Wakil Menteri Keuangan, Juda Agung, menegaskan pentingnya strategi fiskal yang adaptif dan terukur dalam menghadapi ketidakpastian global yang memengaruhi outlook ekonomi 2026.
Hal tersebut disampaikan dalam keynote speech pada seminar KOMPAK bertajuk “Menatap Outlook Ekonomi 2026 dan Meracik Strategi Pengamanan Penerimaan Negara” yang digelar di Jakarta, Rabu (8/4/2026).
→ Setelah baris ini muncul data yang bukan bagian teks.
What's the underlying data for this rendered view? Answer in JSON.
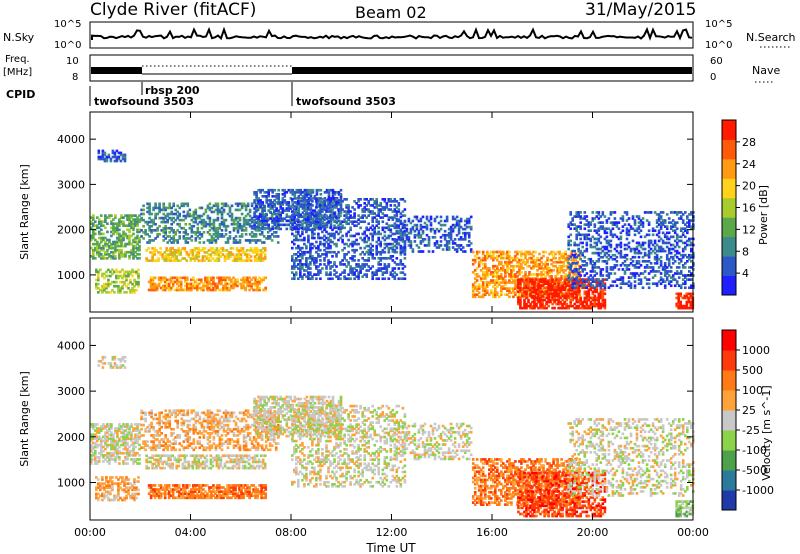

Dalam paparannya, Juda Agung menyebutkan bahwa kondisi global masih dipenuhi berbagai risiko, mulai dari ketegangan geopolitik hingga fluktuasi harga komoditas dan nilai tukar. Dampak tersebut turut memberi tekanan pada belanja negara, terutama subsidi energi.
Menurutnya, pengelolaan fiskal yang kuat menjadi kunci untuk menjaga stabilitas ekonomi di tengah situasi yang tidak menentu.
“Dalam kondisi penuh ketidakpastian, pengelolaan penerimaan negara harus dilakukan dengan strategi yang matang, bukan sekadar mengandalkan faktor keberuntungan,” ujarnya.
Untuk menghadapi outlook ekonomi 2026, pemerintah menyiapkan empat pilar utama dalam strategi penerimaan negara.
Pilar pertama adalah penguatan basis penerimaan secara struktural. Langkah ini dilakukan melalui perluasan basis pajak yang adil, optimalisasi potensi ekonomi baru, serta integrasi data lintas sektor guna menutup celah kebocoran penerimaan.
Pilar kedua adalah peningkatan kepatuhan berbasis risiko dan data. Transformasi digital menjadi fokus utama, termasuk pemanfaatan sistem Coretax serta integrasi data dengan berbagai lembaga seperti Bank Indonesia dan Otoritas Jasa Keuangan.
Menurut Juda Agung, data menjadi instrumen penting dalam meningkatkan efektivitas pengawasan dan meminimalkan potensi kebocoran pajak.
Pilar ketiga menekankan pentingnya menjaga keseimbangan antara penerimaan negara dan pertumbuhan ekonomi. Ia menegaskan bahwa kebijakan fiskal harus selaras dengan upaya menjaga iklim investasi, menciptakan lapangan kerja, dan meningkatkan daya saing nasional.
“Ketika ekonomi tumbuh dengan baik, maka penerimaan negara juga akan meningkat secara berkelanjutan,” jelasnya.
Pilar keempat adalah transformasi sumber daya manusia (SDM). Juda Agung menilai bahwa keberhasilan reformasi perpajakan tidak hanya ditentukan oleh teknologi, tetapi juga oleh integritas dan kompetensi aparatur.
Ia menegaskan bahwa tanpa SDM yang berkualitas, sistem perpajakan secanggih apa pun tidak akan berjalan optimal.
Selain itu, koordinasi lintas unit dan lintas institusi juga dinilai sangat penting untuk memastikan kebijakan berjalan secara terintegrasi dan efektif.
Dengan strategi ini, pemerintah berharap mampu menjaga stabilitas fiskal sekaligus mendorong pertumbuhan ekonomi nasional yang berkelanjutan di tengah dinamika global.